Surface passivation effects on the electronic and optical properties of silicon quantum dots

Abstract

First principles calculations are carried out for investigating effect of dot-size and hydrogen passivation in silicon (Si) quantum dots. In this work, the electronic and optical properties of pure and hydrogen passivated Si quantum dots are explored. However, the importance of quantum confinements and hydrogen terminated surface on the energy gaps and optical absorption are discussed. Our results exhibit that the hydrogenated surface can cause modification in the electronic structure of Si quantum dot. It is found that the band gap increases as a function of size reduction in both passivated and unsaturated Si quantum dots because of quantum size effects.
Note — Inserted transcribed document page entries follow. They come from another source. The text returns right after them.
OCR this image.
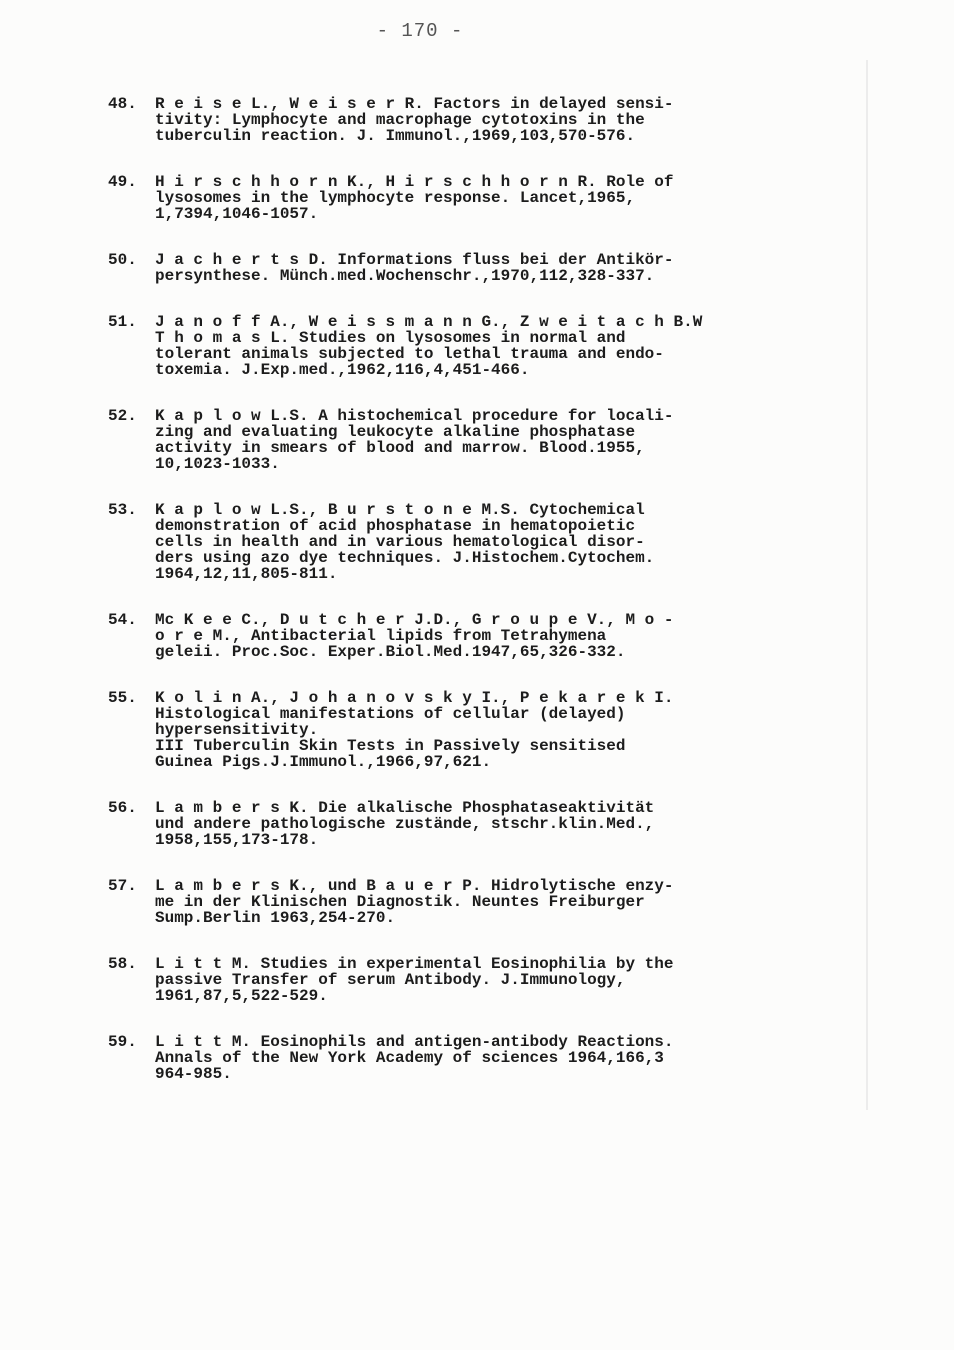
- 170 -
48.	R e i s e L., W e i s e r R. Factors in delayed sensi-
tivity: Lymphocyte and macrophage cytotoxins in the
tuberculin reaction. J. Immunol.,1969,103,570-576.
49.	H i r s c h h o r n K., H i r s c h h o r n R. Role of
lysosomes in the lymphocyte response. Lancet,1965,
1,7394,1046-1057.
50.	J a c h e r t s D. Informations fluss bei der Antikör-
persynthese. Münch.med.Wochenschr.,1970,112,328-337.
51.	J a n o f f A., W e i s s m a n n G., Z w e i t a c h B.W
T h o m a s L. Studies on lysosomes in normal and
tolerant animals subjected to lethal trauma and endo-
toxemia. J.Exp.med.,1962,116,4,451-466.
52.	K a p l o w L.S. A histochemical procedure for locali-
zing and evaluating leukocyte alkaline phosphatase
activity in smears of blood and marrow. Blood.1955,
10,1023-1033.
53.	K a p l o w L.S., B u r s t o n e M.S. Cytochemical
demonstration of acid phosphatase in hematopoietic
cells in health and in various hematological disor-
ders using azo dye techniques. J.Histochem.Cytochem.
1964,12,11,805-811.
54.	Mc K e e C., D u t c h e r J.D., G r o u p e V., M o -
o r e M., Antibacterial lipids from Tetrahymena
geleii. Proc.Soc. Exper.Biol.Med.1947,65,326-332.
55.	K o l i n A., J o h a n o v s k y I., P e k a r e k I.
Histological manifestations of cellular (delayed)
hypersensitivity.
III Tuberculin Skin Tests in Passively sensitised
Guinea Pigs.J.Immunol.,1966,97,621.
56.	L a m b e r s K. Die alkalische Phosphataseaktivität
und andere pathologische zustände, stschr.klin.Med.,
1958,155,173-178.
57.	L a m b e r s K., und B a u e r P. Hidrolytische enzy-
me in der Klinischen Diagnostik. Neuntes Freiburger
Sump.Berlin 1963,254-270.
58.	L i t t M. Studies in experimental Eosinophilia by the
passive Transfer of serum Antibody. J.Immunology,
1961,87,5,522-529.
59.	L i t t M. Eosinophils and antigen-antibody Reactions.
Annals of the New York Academy of sciences 1964,166,3
964-985.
For the passivation of surface dangling bonds with hydrogen atoms, the energy gap is larger than that of pure Si quantum dots. Passivation with hydrogen atoms has a significant effect on the spatial distribution of the highest-occupied and lowest-unoccupied molecular orbitals. The impact of hydrogenation and dot-size on the optical absorption spectra and static dielectric constant is also inspected. Precisely, the dependence of dot-size and hydrogen passivation on the absorption threshold is elucidated. We surmise that this theoretical contribution can be valuable in discerning the microscopic processes for the future realization of nano-optoelectronic devices.